Dass im Anschluss an solche Veranstaltungen die Teilnehmer häufig losziehen, um gegen im nationalsozialistischen Denken als "unwertes Leben" oder "Volksschädlinge" definierte Menschen mit extremer Gewalt vorzugehen, ist nichts Neues und dürfte auch den zuständigen Behörden im Innenministerium bekannt gewesen sein. So sind die gestrigen Übergriffe am St. Johanner Markt, bei denen sich die Täter vermutlich als "Vollstrecker des gesamtdeutschen Volkswillens" sahen, auch keine Überraschung. Christian Schneider führt dazu weiter aus: "Vom Innenministerium ist da nichts zu erwarten, da Frau Kramp-Karrenbauer ihre Inkompetenz zu dieser Thematik immer wieder zur Schau stellt. So schlägt sie jüngst vor, "rechtsextreme Musik" im Musikunterricht zu behandeln. Da stellt sich mir die Frage, ob sie dort die Tonreihen analysieren lassen will. Diese Thematik hätte im Schulunterricht - wenn überhaupt in dieser Form - ihren Platz im Politik- und eventuell noch im Geschichtsunterricht.

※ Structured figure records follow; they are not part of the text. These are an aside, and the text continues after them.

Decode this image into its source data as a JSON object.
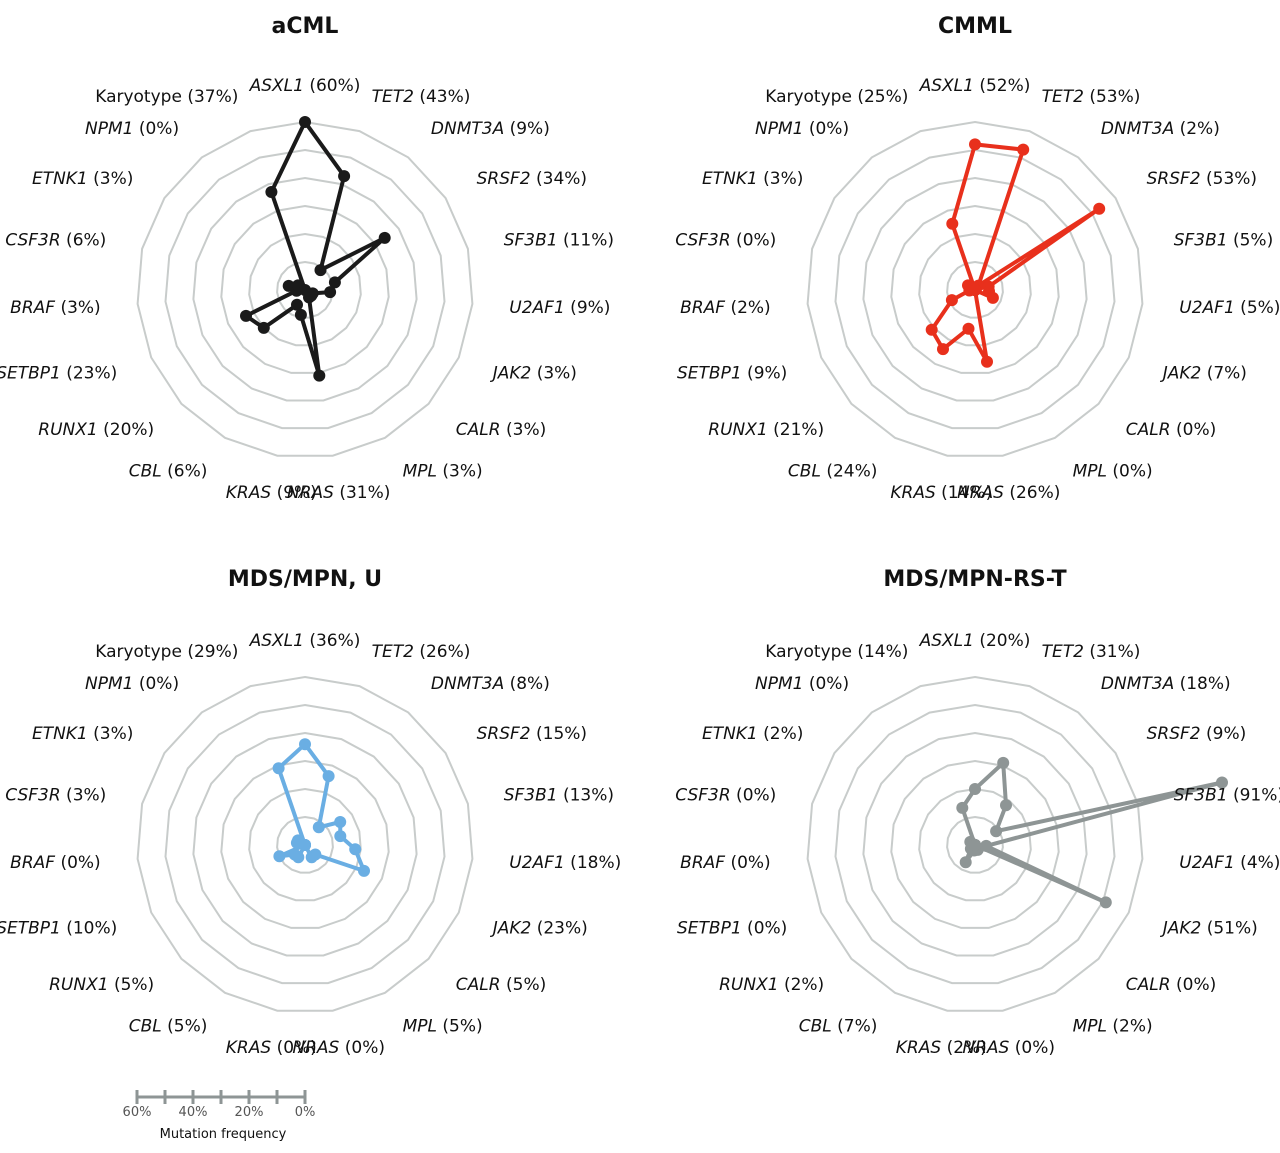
{
  "chart_data": [
    {
      "type": "radar",
      "title": "aCML",
      "color": "#1a1a1a",
      "rmax": 60,
      "axes": [
        {
          "name": "ASXL1",
          "italic": true,
          "pct": "(60%)",
          "value": 60
        },
        {
          "name": "TET2",
          "italic": true,
          "pct": "(43%)",
          "value": 43
        },
        {
          "name": "DNMT3A",
          "italic": true,
          "pct": "(9%)",
          "value": 9
        },
        {
          "name": "SRSF2",
          "italic": true,
          "pct": "(34%)",
          "value": 34
        },
        {
          "name": "SF3B1",
          "italic": true,
          "pct": "(11%)",
          "value": 11
        },
        {
          "name": "U2AF1",
          "italic": true,
          "pct": "(9%)",
          "value": 9
        },
        {
          "name": "JAK2",
          "italic": true,
          "pct": "(3%)",
          "value": 3
        },
        {
          "name": "CALR",
          "italic": true,
          "pct": "(3%)",
          "value": 3
        },
        {
          "name": "MPL",
          "italic": true,
          "pct": "(3%)",
          "value": 3
        },
        {
          "name": "NRAS",
          "italic": true,
          "pct": "(31%)",
          "value": 31
        },
        {
          "name": "KRAS",
          "italic": true,
          "pct": "(9%)",
          "value": 9
        },
        {
          "name": "CBL",
          "italic": true,
          "pct": "(6%)",
          "value": 6
        },
        {
          "name": "RUNX1",
          "italic": true,
          "pct": "(20%)",
          "value": 20
        },
        {
          "name": "SETBP1",
          "italic": true,
          "pct": "(23%)",
          "value": 23
        },
        {
          "name": "BRAF",
          "italic": true,
          "pct": "(3%)",
          "value": 3
        },
        {
          "name": "CSF3R",
          "italic": true,
          "pct": "(6%)",
          "value": 6
        },
        {
          "name": "ETNK1",
          "italic": true,
          "pct": "(3%)",
          "value": 3
        },
        {
          "name": "NPM1",
          "italic": true,
          "pct": "(0%)",
          "value": 0
        },
        {
          "name": "Karyotype",
          "italic": false,
          "pct": "(37%)",
          "value": 37
        }
      ]
    },
    {
      "type": "radar",
      "title": "CMML",
      "color": "#e8301c",
      "rmax": 60,
      "axes": [
        {
          "name": "ASXL1",
          "italic": true,
          "pct": "(52%)",
          "value": 52
        },
        {
          "name": "TET2",
          "italic": true,
          "pct": "(53%)",
          "value": 53
        },
        {
          "name": "DNMT3A",
          "italic": true,
          "pct": "(2%)",
          "value": 2
        },
        {
          "name": "SRSF2",
          "italic": true,
          "pct": "(53%)",
          "value": 53
        },
        {
          "name": "SF3B1",
          "italic": true,
          "pct": "(5%)",
          "value": 5
        },
        {
          "name": "U2AF1",
          "italic": true,
          "pct": "(5%)",
          "value": 5
        },
        {
          "name": "JAK2",
          "italic": true,
          "pct": "(7%)",
          "value": 7
        },
        {
          "name": "CALR",
          "italic": true,
          "pct": "(0%)",
          "value": 0
        },
        {
          "name": "MPL",
          "italic": true,
          "pct": "(0%)",
          "value": 0
        },
        {
          "name": "NRAS",
          "italic": true,
          "pct": "(26%)",
          "value": 26
        },
        {
          "name": "KRAS",
          "italic": true,
          "pct": "(14%)",
          "value": 14
        },
        {
          "name": "CBL",
          "italic": true,
          "pct": "(24%)",
          "value": 24
        },
        {
          "name": "RUNX1",
          "italic": true,
          "pct": "(21%)",
          "value": 21
        },
        {
          "name": "SETBP1",
          "italic": true,
          "pct": "(9%)",
          "value": 9
        },
        {
          "name": "BRAF",
          "italic": true,
          "pct": "(2%)",
          "value": 2
        },
        {
          "name": "CSF3R",
          "italic": true,
          "pct": "(0%)",
          "value": 0
        },
        {
          "name": "ETNK1",
          "italic": true,
          "pct": "(3%)",
          "value": 3
        },
        {
          "name": "NPM1",
          "italic": true,
          "pct": "(0%)",
          "value": 0
        },
        {
          "name": "Karyotype",
          "italic": false,
          "pct": "(25%)",
          "value": 25
        }
      ]
    },
    {
      "type": "radar",
      "title": "MDS/MPN, U",
      "color": "#6aaee3",
      "rmax": 60,
      "axes": [
        {
          "name": "ASXL1",
          "italic": true,
          "pct": "(36%)",
          "value": 36
        },
        {
          "name": "TET2",
          "italic": true,
          "pct": "(26%)",
          "value": 26
        },
        {
          "name": "DNMT3A",
          "italic": true,
          "pct": "(8%)",
          "value": 8
        },
        {
          "name": "SRSF2",
          "italic": true,
          "pct": "(15%)",
          "value": 15
        },
        {
          "name": "SF3B1",
          "italic": true,
          "pct": "(13%)",
          "value": 13
        },
        {
          "name": "U2AF1",
          "italic": true,
          "pct": "(18%)",
          "value": 18
        },
        {
          "name": "JAK2",
          "italic": true,
          "pct": "(23%)",
          "value": 23
        },
        {
          "name": "CALR",
          "italic": true,
          "pct": "(5%)",
          "value": 5
        },
        {
          "name": "MPL",
          "italic": true,
          "pct": "(5%)",
          "value": 5
        },
        {
          "name": "NRAS",
          "italic": true,
          "pct": "(0%)",
          "value": 0
        },
        {
          "name": "KRAS",
          "italic": true,
          "pct": "(0%)",
          "value": 0
        },
        {
          "name": "CBL",
          "italic": true,
          "pct": "(5%)",
          "value": 5
        },
        {
          "name": "RUNX1",
          "italic": true,
          "pct": "(5%)",
          "value": 5
        },
        {
          "name": "SETBP1",
          "italic": true,
          "pct": "(10%)",
          "value": 10
        },
        {
          "name": "BRAF",
          "italic": true,
          "pct": "(0%)",
          "value": 0
        },
        {
          "name": "CSF3R",
          "italic": true,
          "pct": "(3%)",
          "value": 3
        },
        {
          "name": "ETNK1",
          "italic": true,
          "pct": "(3%)",
          "value": 3
        },
        {
          "name": "NPM1",
          "italic": true,
          "pct": "(0%)",
          "value": 0
        },
        {
          "name": "Karyotype",
          "italic": false,
          "pct": "(29%)",
          "value": 29
        }
      ]
    },
    {
      "type": "radar",
      "title": "MDS/MPN-RS-T",
      "color": "#8e9595",
      "rmax": 60,
      "axes": [
        {
          "name": "ASXL1",
          "italic": true,
          "pct": "(20%)",
          "value": 20
        },
        {
          "name": "TET2",
          "italic": true,
          "pct": "(31%)",
          "value": 31
        },
        {
          "name": "DNMT3A",
          "italic": true,
          "pct": "(18%)",
          "value": 18
        },
        {
          "name": "SRSF2",
          "italic": true,
          "pct": "(9%)",
          "value": 9
        },
        {
          "name": "SF3B1",
          "italic": true,
          "pct": "(91%)",
          "value": 91
        },
        {
          "name": "U2AF1",
          "italic": true,
          "pct": "(4%)",
          "value": 4
        },
        {
          "name": "JAK2",
          "italic": true,
          "pct": "(51%)",
          "value": 51
        },
        {
          "name": "CALR",
          "italic": true,
          "pct": "(0%)",
          "value": 0
        },
        {
          "name": "MPL",
          "italic": true,
          "pct": "(2%)",
          "value": 2
        },
        {
          "name": "NRAS",
          "italic": true,
          "pct": "(0%)",
          "value": 0
        },
        {
          "name": "KRAS",
          "italic": true,
          "pct": "(2%)",
          "value": 2
        },
        {
          "name": "CBL",
          "italic": true,
          "pct": "(7%)",
          "value": 7
        },
        {
          "name": "RUNX1",
          "italic": true,
          "pct": "(2%)",
          "value": 2
        },
        {
          "name": "SETBP1",
          "italic": true,
          "pct": "(0%)",
          "value": 0
        },
        {
          "name": "BRAF",
          "italic": true,
          "pct": "(0%)",
          "value": 0
        },
        {
          "name": "CSF3R",
          "italic": true,
          "pct": "(0%)",
          "value": 0
        },
        {
          "name": "ETNK1",
          "italic": true,
          "pct": "(2%)",
          "value": 2
        },
        {
          "name": "NPM1",
          "italic": true,
          "pct": "(0%)",
          "value": 0
        },
        {
          "name": "Karyotype",
          "italic": false,
          "pct": "(14%)",
          "value": 14
        }
      ]
    }
  ],
  "scale": {
    "ticks": [
      "60%",
      "40%",
      "20%",
      "0%"
    ],
    "title": "Mutation frequency"
  },
  "colors": {
    "grid": "#c8cccb",
    "scale_bar": "#8e9595"
  }
}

Dazu kommt, dass die Praxis der Innenministerin in manchen Punkten, z.B. der rigorosen Abschiebepolitik, durchaus kompatibel mit so mancher Forderung der gestrigen Konzertveranstalter ist."

 

Die Antifa Saar/Projekt AK fordert eine Förderung unabhängiger antifaschistischer Gruppen und die sofortige Einstellung der Kriminalisierung des antifaschistischen Widerstands. Detaillierte Informationen über Veranstalter, Redner und Bands der gestrigen Veranstaltung können von der Presse bei uns angefordert werden.